Bug 58243 - rotatelogs goes infinite at startup
Summary: rotatelogs goes infinite at startup
Status: NEW
Alias: None
Product: Apache httpd-2
Classification: Unclassified
Component: support (show other bugs)
Version: 2.4.12
Hardware: PC All
: P2 normal (vote)
Target Milestone: ---
Assignee: Apache HTTPD Bugs Mailing List
URL:
Keywords:
Depends on:
Blocks:
 
Reported: 2015-08-14 00:07 UTC by Ryan Guilbault
Modified: 2015-08-14 00:09 UTC (History)
0 users



Attachments
rotatelogs cpu spike process tress (39.60 KB, image/png)
2015-08-14 00:07 UTC, Ryan Guilbault
Details

Note You need to log in before you can comment on or make changes to this bug.
Description Ryan Guilbault 2015-08-14 00:07:19 UTC
Created attachment 33000 [details]
rotatelogs cpu spike process tress

originally reported at ApacheLounge: http://www.apachelounge.com/viewtopic.php?t=6707

when using the -p parameter, e.g.:

ErrorLog "|bin/rotatelogs.exe -p maint/MaintainLogs.bat -l logs/error.%Y%m%d.log 86400"

CustomLog "|bin/rotatelogs.exe -p maint/MaintainLogs.bat -l logs/access.%Y%m%d.log 86400" access 

one instance of rotatelogs.exe will spike the CPU, caught in an infinite loop. after a bunch of whittling down, I've identified the cause of my issue resides in rotatelogs.c::post_rotate, here:

    /* Collect any zombies from a previous run, but don't wait. */
    while (apr_proc_wait_all_procs(&proc, NULL, NULL, APR_NOWAIT, pool) == APR_CHILD_DONE)
        /* noop */;

looking at the implementation of said function, we see:

        if (waithow != APR_WAIT) {
            if (nChilds && nChilds == nActive) {
                /* All child processes are running */
                rv = APR_CHILD_NOTDONE;
                proc->pid = -1;
            }
            else {
                /* proc->pid contains the pid of the
                 * exited processes
                 */
                rv = APR_CHILD_DONE;
            }
        }
        if (nActive == 0) {
            rv = APR_CHILD_DONE;
            proc->pid = -1;
        }
        return rv;

I would expect nActive == 0 on an initial startup, so I am confused why we're checking == APR_CHILD_DONE instead of != APR_CHILD_DONE, i.e. loop again if children exist.

with the original code, I got something like this:

httpd 
  |- rotatelogs (error) *cpu spike*
  |- rotatelogs (access) no spike
  |- httpd
      |- rotatelogs (error) no spike

switching the code to != check yields:

httpd 
  |- rotatelogs (error) no spike
  |- rotatelogs (access) no spike
  |- httpd
      |- rotatelogs (error) *cpu spike*
      |- rotatelogs (access) no spike

so there is still something amiss.

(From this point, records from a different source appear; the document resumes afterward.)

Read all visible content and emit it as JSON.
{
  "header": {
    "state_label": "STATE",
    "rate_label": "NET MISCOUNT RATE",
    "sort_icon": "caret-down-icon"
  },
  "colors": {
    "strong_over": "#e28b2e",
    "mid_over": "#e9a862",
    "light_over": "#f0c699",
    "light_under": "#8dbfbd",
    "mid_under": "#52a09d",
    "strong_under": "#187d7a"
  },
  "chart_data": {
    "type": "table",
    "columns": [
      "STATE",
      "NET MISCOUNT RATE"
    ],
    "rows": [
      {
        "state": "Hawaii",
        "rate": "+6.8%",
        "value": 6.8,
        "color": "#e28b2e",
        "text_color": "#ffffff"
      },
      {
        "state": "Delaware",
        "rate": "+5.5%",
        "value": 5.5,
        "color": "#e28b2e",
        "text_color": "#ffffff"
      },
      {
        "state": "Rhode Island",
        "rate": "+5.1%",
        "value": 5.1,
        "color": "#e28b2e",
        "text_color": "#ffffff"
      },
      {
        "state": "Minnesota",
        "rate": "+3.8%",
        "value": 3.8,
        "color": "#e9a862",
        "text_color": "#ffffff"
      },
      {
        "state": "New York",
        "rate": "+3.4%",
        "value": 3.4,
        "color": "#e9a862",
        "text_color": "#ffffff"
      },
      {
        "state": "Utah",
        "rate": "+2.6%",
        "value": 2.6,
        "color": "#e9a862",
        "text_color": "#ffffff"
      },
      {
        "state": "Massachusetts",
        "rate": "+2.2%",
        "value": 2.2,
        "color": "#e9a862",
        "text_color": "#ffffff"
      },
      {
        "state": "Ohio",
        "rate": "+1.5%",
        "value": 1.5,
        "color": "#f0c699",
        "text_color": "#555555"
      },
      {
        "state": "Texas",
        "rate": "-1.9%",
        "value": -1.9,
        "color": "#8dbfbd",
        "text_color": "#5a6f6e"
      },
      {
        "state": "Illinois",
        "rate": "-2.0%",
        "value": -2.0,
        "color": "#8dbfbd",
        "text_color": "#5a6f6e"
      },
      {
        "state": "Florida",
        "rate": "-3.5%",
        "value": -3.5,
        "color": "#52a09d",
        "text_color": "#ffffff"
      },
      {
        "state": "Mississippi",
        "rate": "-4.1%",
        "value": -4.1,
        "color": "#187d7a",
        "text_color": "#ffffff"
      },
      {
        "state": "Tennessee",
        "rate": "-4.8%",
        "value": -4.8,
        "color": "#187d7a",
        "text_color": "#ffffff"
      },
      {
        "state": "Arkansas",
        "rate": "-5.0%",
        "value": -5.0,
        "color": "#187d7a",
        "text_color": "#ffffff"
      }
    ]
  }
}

I did trap out to verify that the return value when using != was APR_CHILD_NOTDONE and not some OS error.

I am not setup to compile apr runtime so I cannot further trap out values for nChilds and nActive, but the only way we should be able to get APR_CHILD_NOTDONE would be if nChilds > 0.

I've attached a screenshot of the process tree and it is perhaps worth noting that there exists a conhost child process.

we don't appear to do anything about the list of processes so I'm not entirely sure what the goal of this call to apr_proc_wait_all_procs is aiming to do, i.e. why it's in a while{} vs. an if{} or some such thing.
Comment 1 Ryan Guilbault 2015-08-14 00:09:09 UTC
note: this was first notice on a Windows 2008 R2 server, then subsequently a Windows 7 PC. originally, it was not a problem on my Windows 8.1 PC, but I can now reproduce here as well.